Mathematicaly, we can model this by assuming that the phase \(\Delta k z\) flips every time \(z\) increases by a coherence length. Using Scipy signal package, we can define a square-wave function \(p(z)\) that goes between 1 and -1 every coherence length:

from scipy import signal
p = signal.square(5*dk * z)

fig = plt.subplots()
plt.plot(z, p, 'k')
plt.plot(z, 5*p*dk*z % (2*np.pi))
plt.plot(z, 5*dk*z % (2*np.pi), 'k--')
plt.show()
fig = plt.subplots()
plt.plot(z, p, 'k')
plt.plot(z, np.sin(5*dk*z*p))
plt.plot(z, np.sin(5*dk*z), 'k--')
plt.show()
## Include quasi phase matching

from scipy.integrate import solve_ivp
import numpy as np
import matplotlib.pyplot as plt
import ipywidgets as ipw
from scipy.constants import *
%matplotlib widget

# define coupled wave equation model.  Later this will be called by a ode solver.
def model(z, E, Lcoh):  
    E3, E2, E1 = E  
    dk = np.pi/Lcoh
    
    p = signal.square(dk * z)#periodically poling function
    
    dE3dz = a3*E1*E2*np.exp(-1j*dk*z*p)
    dE2dz = a2*E3*np.conjugate(E1)*np.exp(1j*dk*z*p)
    dE1dz = a1*E3*np.conjugate(E2)*np.exp(1j*dk*z*p)
    dEdz = [dE3dz, dE2dz, dE1dz]
    return dEdz


# Wrap the ode solver in an update function for animating the plot
def update(Lcoh = 1e-2, E10 = 1.5e4, E20 = 1.5e4, E30 = 0):
    E0 = [E30 + 0j, E20+0j, E10+0j] # set initial field values
    sol = solve_ivp(model,[z0,zf], E0, t_eval = z, args = (Lcoh,)) #ode solver 
    I3 = c*epsilon_0*n3*np.abs(sol.y[0])**2 #get intensities
    I2 = c*epsilon_0*n2*np.abs(sol.y[1])**2
    I1 = c*epsilon_0*n1*np.abs(sol.y[2])**2
    line0.set_ydata(I3) #update graph
    line1.set_ydata(I2)
    line2.set_ydata(I1)


    
# Create z array
z0 = 0
zf = 0.1 #10 cm long crystal
Nz = 1001
z = np.linspace(z0, zf, Nz)

# 
chi2 = 60e-12 # Highest lithium niobate value (from Boyd)

omega1 = 2*np.pi*300e12 #approx 1000 nm (infrared)
omega2 = 2*np.pi*500e12 #approx 600 nm (orange)
omega3 = omega1+omega2 #approx 375 nm (violet)

n1 = 1 # need to put in refractive index for lithium niobate
n2 = 1
n3 = 1

a3 = 1j*chi2*omega3/(c*n3)
a2 = 1j*chi2*omega2/(c*n2)
a1 = 1j*chi2*omega1/(c*n1)


fig, ax = plt.subplots()
dummy_I = np.zeros_like(z)
line0, = ax.plot(z, dummy_I, label = '$I_3$', color = 'purple')
line1, = ax.plot(z, dummy_I, label = '$I_2$', color = 'orange')
line2, = ax.plot(z, dummy_I, label = '$I_1$', color = 'red')

ax.set_ylabel('Intensity [W/m$^2$]')
ax.set_xlabel('z [m]')
ax.legend()
ax.set_ylim(-1e5, 5e6)


ipw.interact(update, Lcoh = (1e-4, 0.1, 0.001), E10 = (1,5e4,1e3), E20 = (1,5e4,1e3), E30 = (0,5e4,1e3) )
plt.show()

5.6. Exercises#

  1. (60 pts) Design a simulation in which you allow the period of the poling to not exactly match the coherence length.
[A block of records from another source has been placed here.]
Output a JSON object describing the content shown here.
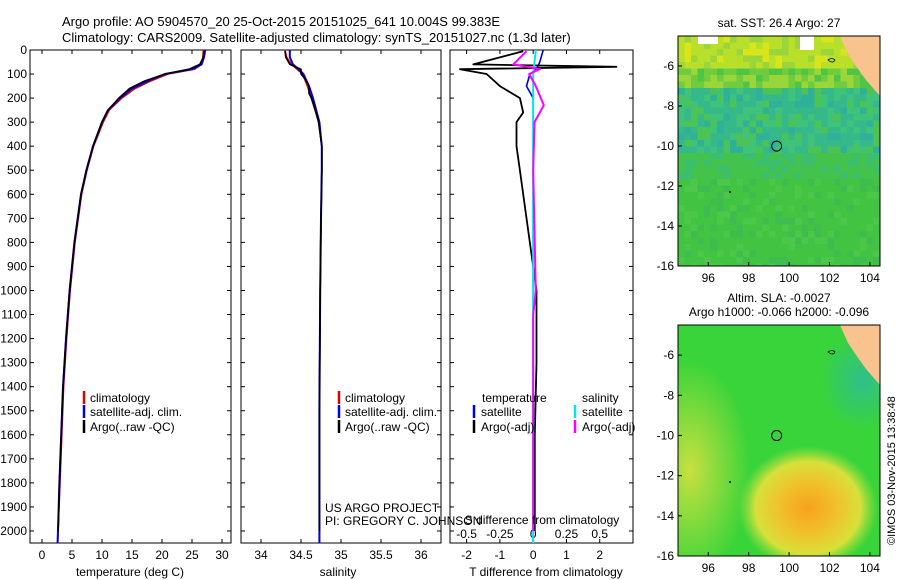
{
  "header": {
    "line1": "Argo profile: AO 5904570_20 25-Oct-2015 20151025_641 10.004S 99.383E",
    "line2": "Climatology: CARS2009. Satellite-adjusted climatology: synTS_20151027.nc (1.3d later)"
  },
  "colors": {
    "climatology": "#dd0000",
    "satellite": "#0000dd",
    "argo": "#000000",
    "sal_satellite": "#00e5ee",
    "sal_argo": "#ff00ff",
    "land": "#f9c38f",
    "sst_main": "#42c342",
    "sla_main": "#39d439"
  },
  "chart_data": [
    {
      "type": "line",
      "name": "temperature-profile",
      "xlabel": "temperature (deg C)",
      "ylabel": "",
      "xlim": [
        -2,
        31.5
      ],
      "ylim": [
        2050,
        0
      ],
      "xticks": [
        "0",
        "5",
        "10",
        "15",
        "20",
        "25",
        "30"
      ],
      "xtick_values": [
        0,
        5,
        10,
        15,
        20,
        25,
        30
      ],
      "yticks": [
        "0",
        "100",
        "200",
        "300",
        "400",
        "500",
        "600",
        "700",
        "800",
        "900",
        "1000",
        "1100",
        "1200",
        "1300",
        "1400",
        "1500",
        "1600",
        "1700",
        "1800",
        "1900",
        "2000"
      ],
      "ytick_values": [
        0,
        100,
        200,
        300,
        400,
        500,
        600,
        700,
        800,
        900,
        1000,
        1100,
        1200,
        1300,
        1400,
        1500,
        1600,
        1700,
        1800,
        1900,
        2000
      ],
      "legend": [
        "climatology",
        "satellite-adj. clim.",
        "Argo(..raw -QC)"
      ],
      "series": [
        {
          "name": "climatology",
          "depth": [
            0,
            30,
            60,
            80,
            100,
            130,
            160,
            200,
            250,
            300,
            400,
            500,
            600,
            800,
            1000,
            1200,
            1400,
            1600,
            1800,
            2050
          ],
          "values": [
            26.9,
            26.8,
            26.6,
            25.4,
            21,
            18,
            15.5,
            13.3,
            11.2,
            10.2,
            8.6,
            7.5,
            6.6,
            5.5,
            4.7,
            4.1,
            3.6,
            3.3,
            3.0,
            2.6
          ]
        },
        {
          "name": "satellite-adj. clim.",
          "depth": [
            0,
            30,
            60,
            80,
            100,
            130,
            160,
            200,
            250,
            300,
            400,
            500,
            600,
            800,
            1000,
            1200,
            1400,
            1600,
            1800,
            2050
          ],
          "values": [
            27.2,
            27,
            26.6,
            25,
            20.5,
            17.5,
            15,
            13,
            11,
            10,
            8.5,
            7.4,
            6.5,
            5.4,
            4.6,
            4,
            3.5,
            3.2,
            2.9,
            2.6
          ]
        },
        {
          "name": "Argo(..raw -QC)",
          "depth": [
            5,
            30,
            60,
            80,
            100,
            130,
            160,
            200,
            250,
            300,
            400,
            500,
            600,
            800,
            1000,
            1200,
            1400,
            1600,
            1800,
            2000
          ],
          "values": [
            27,
            26.9,
            26.3,
            24.5,
            20.5,
            17,
            14.6,
            12.8,
            11,
            10,
            8.5,
            7.4,
            6.5,
            5.4,
            4.6,
            4,
            3.5,
            3.2,
            2.9,
            2.7
          ]
        }
      ]
    },
    {
      "type": "line",
      "name": "salinity-profile",
      "xlabel": "salinity",
      "xlim": [
        33.75,
        36.25
      ],
      "ylim": [
        2050,
        0
      ],
      "xticks": [
        "34",
        "34.5",
        "35",
        "35.5",
        "36"
      ],
      "xtick_values": [
        34,
        34.5,
        35,
        35.5,
        36
      ],
      "legend": [
        "climatology",
        "satellite-adj. clim.",
        "Argo(..raw -QC)"
      ],
      "series": [
        {
          "name": "climatology",
          "depth": [
            0,
            30,
            60,
            80,
            100,
            150,
            200,
            300,
            400,
            500,
            700,
            1000,
            1500,
            2050
          ],
          "values": [
            34.3,
            34.32,
            34.38,
            34.45,
            34.52,
            34.58,
            34.63,
            34.72,
            34.76,
            34.76,
            34.75,
            34.74,
            34.73,
            34.73
          ]
        },
        {
          "name": "satellite-adj. clim.",
          "depth": [
            0,
            30,
            60,
            80,
            100,
            150,
            200,
            300,
            400,
            500,
            700,
            1000,
            1500,
            2050
          ],
          "values": [
            34.36,
            34.36,
            34.4,
            34.47,
            34.53,
            34.6,
            34.65,
            34.73,
            34.76,
            34.76,
            34.75,
            34.74,
            34.73,
            34.73
          ]
        },
        {
          "name": "Argo(..raw -QC)",
          "depth": [
            5,
            30,
            60,
            80,
            100,
            120,
            150,
            180,
            200,
            250,
            300,
            400,
            500,
            700,
            1000,
            1500,
            2000
          ],
          "values": [
            34.3,
            34.31,
            34.36,
            34.5,
            34.5,
            34.55,
            34.6,
            34.6,
            34.63,
            34.68,
            34.72,
            34.76,
            34.76,
            34.75,
            34.74,
            34.73,
            34.73
          ]
        }
      ],
      "annotation_line1": "US ARGO PROJECT",
      "annotation_line2": "PI: GREGORY C. JOHNSON"
    },
    {
      "type": "line",
      "name": "difference-profile",
      "xlabel": "T difference from climatology",
      "top_axis_label": "S difference from climatology",
      "xlim": [
        -2.5,
        3.0
      ],
      "ylim": [
        2050,
        0
      ],
      "xticks": [
        "-2",
        "-1",
        "0",
        "1",
        "2"
      ],
      "xtick_values": [
        -2,
        -1,
        0,
        1,
        2
      ],
      "sticks": [
        "-0.5",
        "-0.25",
        "0",
        "0.25",
        "0.5"
      ],
      "stick_values": [
        -0.5,
        -0.25,
        0,
        0.25,
        0.5
      ],
      "legend_left_title": "temperature",
      "legend_right_title": "salinity",
      "legend": [
        "satellite",
        "Argo(-adj)",
        "satellite",
        "Argo(-adj)"
      ],
      "series": [
        {
          "name": "T satellite",
          "depth": [
            0,
            50,
            80,
            100,
            150,
            200,
            300,
            500,
            1000,
            1500,
            2050
          ],
          "values": [
            0.3,
            0.2,
            0.1,
            -0.1,
            -0.2,
            0,
            0,
            0,
            0,
            0,
            0
          ]
        },
        {
          "name": "T Argo(-adj)",
          "depth": [
            5,
            60,
            70,
            80,
            100,
            150,
            200,
            260,
            300,
            400,
            500,
            700,
            1000,
            1300,
            1600,
            2000
          ],
          "values": [
            -0.3,
            -1.8,
            2.5,
            -2.2,
            -1.4,
            -1.0,
            -0.4,
            -0.3,
            -0.5,
            -0.5,
            -0.4,
            -0.2,
            0.1,
            0.1,
            0.05,
            0.05
          ]
        },
        {
          "name": "S satellite",
          "depth": [
            0,
            100,
            200,
            300,
            500,
            1000,
            1500,
            2050
          ],
          "values": [
            0.02,
            0.0,
            0.0,
            0.0,
            0.0,
            0.0,
            0.0,
            0.0
          ]
        },
        {
          "name": "S Argo(-adj)",
          "depth": [
            5,
            60,
            80,
            100,
            150,
            230,
            300,
            500,
            1000,
            1100,
            1500,
            2000
          ],
          "values": [
            -0.05,
            -0.15,
            0.05,
            -0.03,
            0.02,
            0.08,
            0.01,
            0.0,
            0.02,
            0.0,
            0.0,
            0.0
          ]
        }
      ]
    },
    {
      "type": "heatmap",
      "name": "sst-map",
      "title": "sat. SST: 26.4 Argo: 27",
      "xlim": [
        94.5,
        104.5
      ],
      "ylim": [
        -16,
        -4.5
      ],
      "xticks": [
        "96",
        "98",
        "100",
        "102",
        "104"
      ],
      "xtick_values": [
        96,
        98,
        100,
        102,
        104
      ],
      "yticks": [
        "-6",
        "-8",
        "-10",
        "-12",
        "-14",
        "-16"
      ],
      "ytick_values": [
        -6,
        -8,
        -10,
        -12,
        -14,
        -16
      ],
      "float_lon": 99.383,
      "float_lat": -10.004
    },
    {
      "type": "heatmap",
      "name": "sla-map",
      "title_line1": "Altim. SLA: -0.0027",
      "title_line2": "Argo h1000: -0.066 h2000: -0.096",
      "xlim": [
        94.5,
        104.5
      ],
      "ylim": [
        -16,
        -4.5
      ],
      "xticks": [
        "96",
        "98",
        "100",
        "102",
        "104"
      ],
      "xtick_values": [
        96,
        98,
        100,
        102,
        104
      ],
      "yticks": [
        "-6",
        "-8",
        "-10",
        "-12",
        "-14",
        "-16"
      ],
      "ytick_values": [
        -6,
        -8,
        -10,
        -12,
        -14,
        -16
      ],
      "float_lon": 99.383,
      "float_lat": -10.004
    }
  ],
  "footer": {
    "stamp": "©IMOS 03-Nov-2015 13:38:48"
  }
}
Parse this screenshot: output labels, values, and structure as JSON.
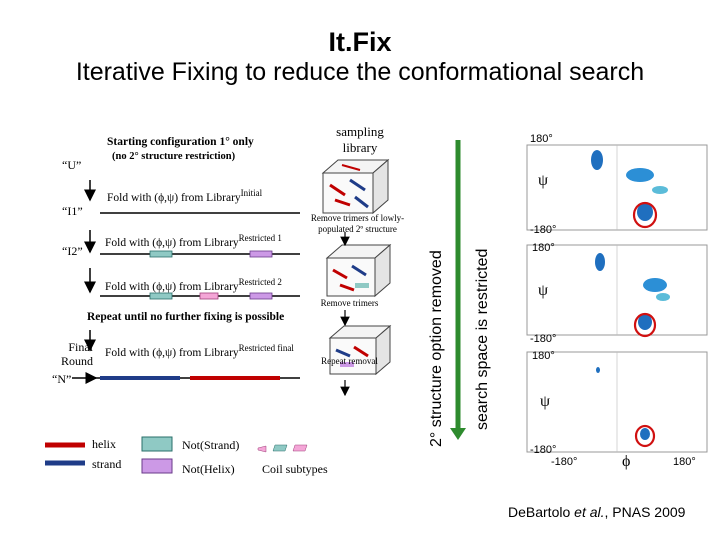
{
  "title": "It.Fix",
  "subtitle": "Iterative Fixing to reduce the conformational search",
  "left_panel": {
    "start_config": "Starting configuration  1° only",
    "start_config_sub": "(no 2° structure restriction)",
    "label_u": "“U”",
    "label_i1": "“I1”",
    "label_i2": "“I2”",
    "label_n": "“N”",
    "label_final_round": "Final Round",
    "fold_initial": "Fold with (ϕ,ψ) from Library",
    "fold_initial_sup": "Initial",
    "fold_r1": "Fold with (ϕ,ψ) from Library",
    "fold_r1_sup": "Restricted 1",
    "fold_r2": "Fold with (ϕ,ψ) from Library",
    "fold_r2_sup": "Restricted 2",
    "repeat_text": "Repeat until no further fixing is possible",
    "fold_final": "Fold with (ϕ,ψ) from Library",
    "fold_final_sup": "Restricted final"
  },
  "library_column": {
    "header": "sampling library",
    "remove_trimers_lowly": "Remove trimers of lowly-populated 2º structure",
    "remove_trimers": "Remove trimers",
    "repeat_removal": "Repeat removal"
  },
  "vertical_labels": {
    "removed": "2° structure option removed",
    "restricted": "search space is restricted"
  },
  "legend": {
    "helix": "helix",
    "strand": "strand",
    "not_strand": "Not(Strand)",
    "not_helix": "Not(Helix)",
    "coil_subtypes": "Coil subtypes"
  },
  "ramachandran": {
    "top_label": "180°",
    "bottom_label": "-180°",
    "psi": "ψ",
    "phi": "ϕ",
    "x_left": "-180°",
    "x_right": "180°"
  },
  "citation": {
    "authors": "DeBartolo",
    "etal": "et al.",
    "journal": ", PNAS 2009"
  },
  "colors": {
    "arrow_green": "#2e8b2e",
    "helix_red": "#c00000",
    "strand_blue": "#1f3c88",
    "not_strand_teal": "#8fc9c4",
    "not_helix_purple": "#cc99e6",
    "coil_pink": "#f4a6d7"
  }
}
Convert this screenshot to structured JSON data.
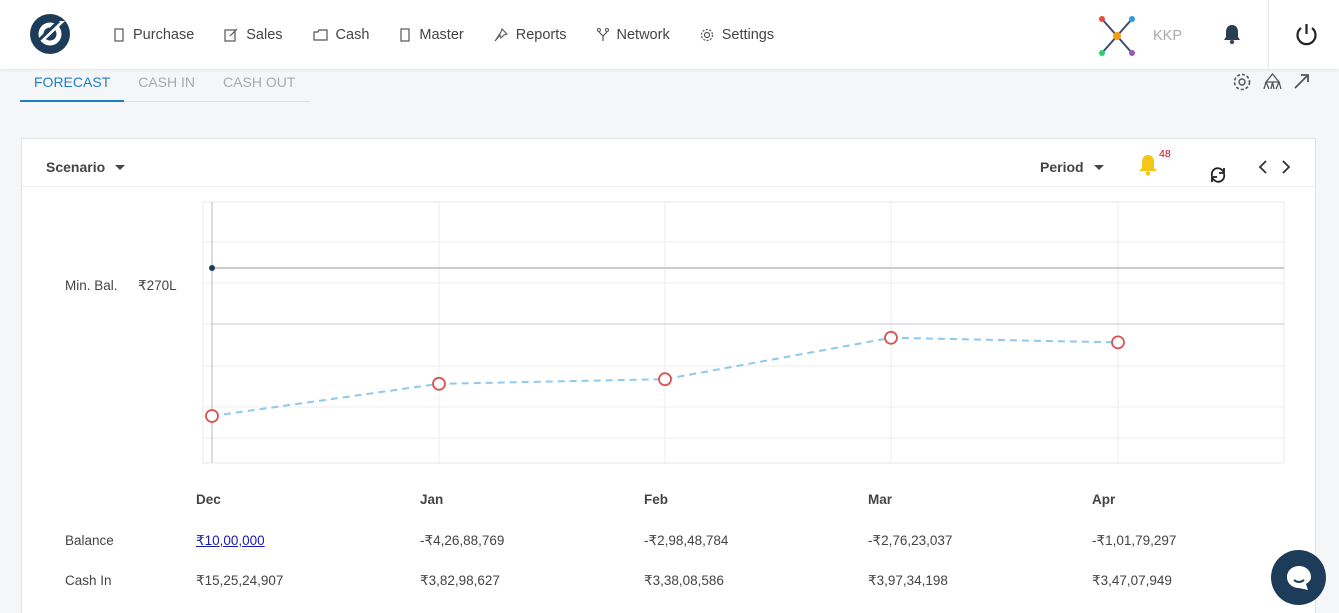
{
  "nav": {
    "items": [
      {
        "label": "Purchase",
        "icon": "purchase-icon"
      },
      {
        "label": "Sales",
        "icon": "sales-icon"
      },
      {
        "label": "Cash",
        "icon": "cash-icon"
      },
      {
        "label": "Master",
        "icon": "master-icon"
      },
      {
        "label": "Reports",
        "icon": "reports-icon"
      },
      {
        "label": "Network",
        "icon": "network-icon"
      },
      {
        "label": "Settings",
        "icon": "settings-icon"
      }
    ],
    "user_name": "KKP"
  },
  "tabs": [
    {
      "label": "FORECAST",
      "active": true
    },
    {
      "label": "CASH IN",
      "active": false
    },
    {
      "label": "CASH OUT",
      "active": false
    }
  ],
  "card": {
    "scenario_label": "Scenario",
    "period_label": "Period",
    "notification_count": "48",
    "min_bal_label": "Min. Bal.",
    "min_bal_value": "₹270L"
  },
  "chart_data": {
    "type": "line",
    "categories": [
      "Dec",
      "Jan",
      "Feb",
      "Mar",
      "Apr"
    ],
    "min_balance_line": 270,
    "series": [
      {
        "values": [
          -4.5,
          -3.8,
          -3.7,
          -2.8,
          -2.9
        ],
        "color": "#8ec9ee"
      }
    ],
    "marker_color": "#d9534f",
    "grid": true
  },
  "table": {
    "columns": [
      "Dec",
      "Jan",
      "Feb",
      "Mar",
      "Apr"
    ],
    "rows": [
      {
        "label": "Balance",
        "values": [
          "₹10,00,000",
          "-₹4,26,88,769",
          "-₹2,98,48,784",
          "-₹2,76,23,037",
          "-₹1,01,79,297"
        ]
      },
      {
        "label": "Cash In",
        "values": [
          "₹15,25,24,907",
          "₹3,82,98,627",
          "₹3,38,08,586",
          "₹3,97,34,198",
          "₹3,47,07,949"
        ]
      }
    ]
  },
  "colors": {
    "accent": "#1f7fc4",
    "chat_bg": "#1d3c5a",
    "bell_yellow": "#f5c518"
  }
}
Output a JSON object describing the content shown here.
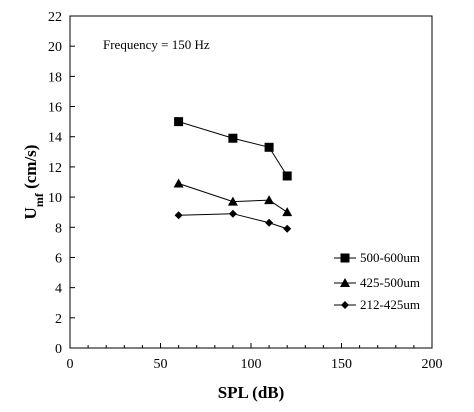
{
  "chart_data": {
    "type": "line",
    "annotation": "Frequency = 150 Hz",
    "xlabel": "SPL (dB)",
    "ylabel_main": "U",
    "ylabel_sub": "mf",
    "ylabel_unit": " (cm/s)",
    "xlim": [
      0,
      200
    ],
    "ylim": [
      0,
      22
    ],
    "x_ticks": [
      0,
      50,
      100,
      150,
      200
    ],
    "y_ticks": [
      0,
      2,
      4,
      6,
      8,
      10,
      12,
      14,
      16,
      18,
      20,
      22
    ],
    "grid": false,
    "legend_position": "right",
    "series": [
      {
        "name": "500-600um",
        "marker": "square",
        "color": "#000000",
        "x": [
          60,
          90,
          110,
          120
        ],
        "y": [
          15.0,
          13.9,
          13.3,
          11.4
        ]
      },
      {
        "name": "425-500um",
        "marker": "triangle",
        "color": "#000000",
        "x": [
          60,
          90,
          110,
          120
        ],
        "y": [
          10.9,
          9.7,
          9.8,
          9.0
        ]
      },
      {
        "name": "212-425um",
        "marker": "diamond",
        "color": "#000000",
        "x": [
          60,
          90,
          110,
          120
        ],
        "y": [
          8.8,
          8.9,
          8.3,
          7.9
        ]
      }
    ]
  }
}
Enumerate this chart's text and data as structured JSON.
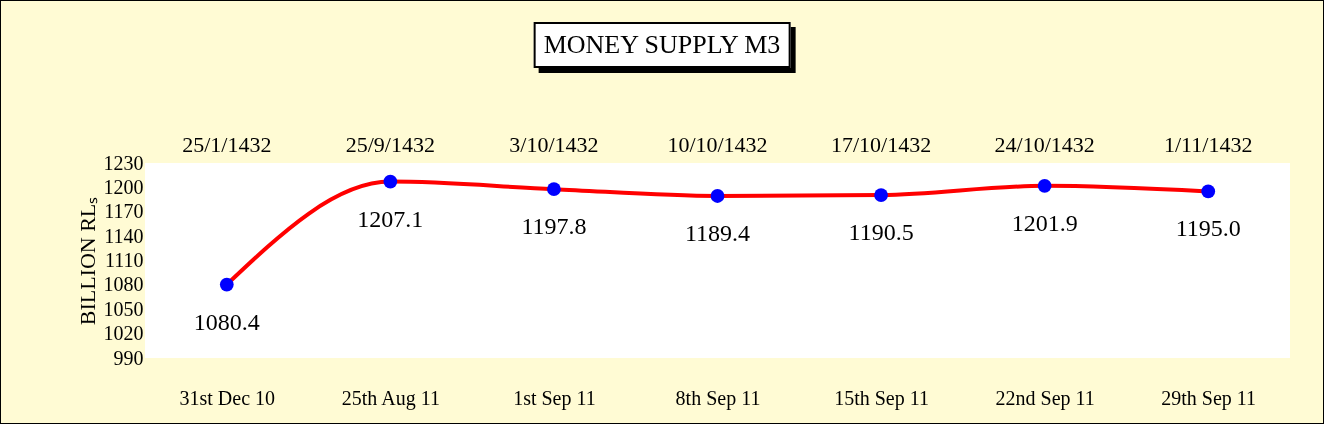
{
  "chart_data": {
    "type": "line",
    "title": "MONEY SUPPLY M3",
    "ylabel": "BILLION RLₛ",
    "categories": [
      "31st Dec 10",
      "25th Aug 11",
      "1st Sep 11",
      "8th Sep 11",
      "15th Sep 11",
      "22nd Sep 11",
      "29th Sep 11"
    ],
    "series": [
      {
        "color": "#ff0000",
        "values": [
          1080.4,
          1207.1,
          1197.8,
          1189.4,
          1190.5,
          1201.9,
          1195.0
        ],
        "value_labels": [
          "1080.4",
          "1207.1",
          "1197.8",
          "1189.4",
          "1190.5",
          "1201.9",
          "1195.0"
        ]
      }
    ],
    "ylim": [
      990,
      1230
    ],
    "yticks": [
      990,
      1020,
      1050,
      1080,
      1110,
      1140,
      1170,
      1200,
      1230
    ],
    "marker": "circle",
    "annotations": [
      "25/1/1432",
      "25/9/1432",
      "3/10/1432",
      "10/10/1432",
      "17/10/1432",
      "24/10/1432",
      "1/11/1432"
    ]
  }
}
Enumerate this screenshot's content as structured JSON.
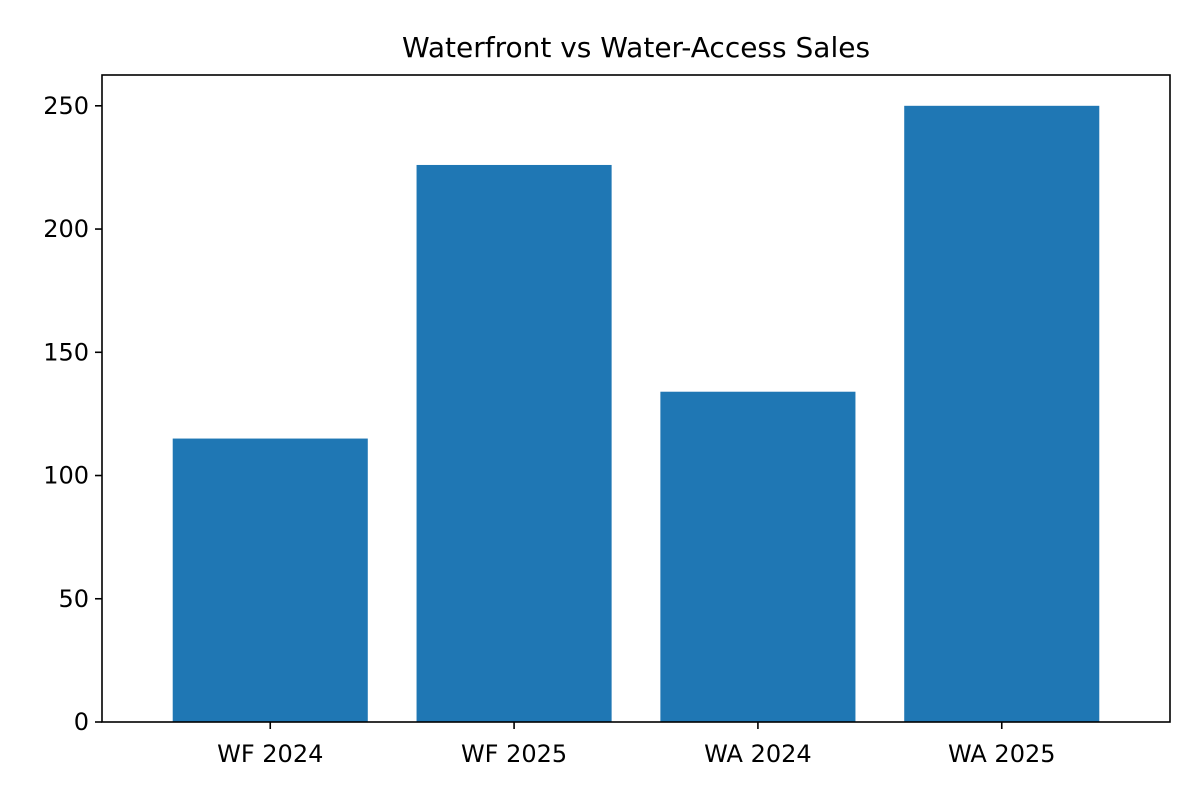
{
  "chart_data": {
    "type": "bar",
    "title": "Waterfront vs Water-Access Sales",
    "xlabel": "",
    "ylabel": "",
    "categories": [
      "WF 2024",
      "WF 2025",
      "WA 2024",
      "WA 2025"
    ],
    "values": [
      115,
      226,
      134,
      250
    ],
    "ylim": [
      0,
      262.5
    ],
    "yticks": [
      0,
      50,
      100,
      150,
      200,
      250
    ],
    "grid": false,
    "bar_color": "#1f77b4"
  }
}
In other words, \(L_{pole} = 2 \eta L_{coh}\), where \(\eta\) is a number close to 1. For what values of \(\eta\) do you notice an appreciable loss in conversion efficiency? Does this depend on the input powers of the lasers, and the length of the crystal relative to the coherence length?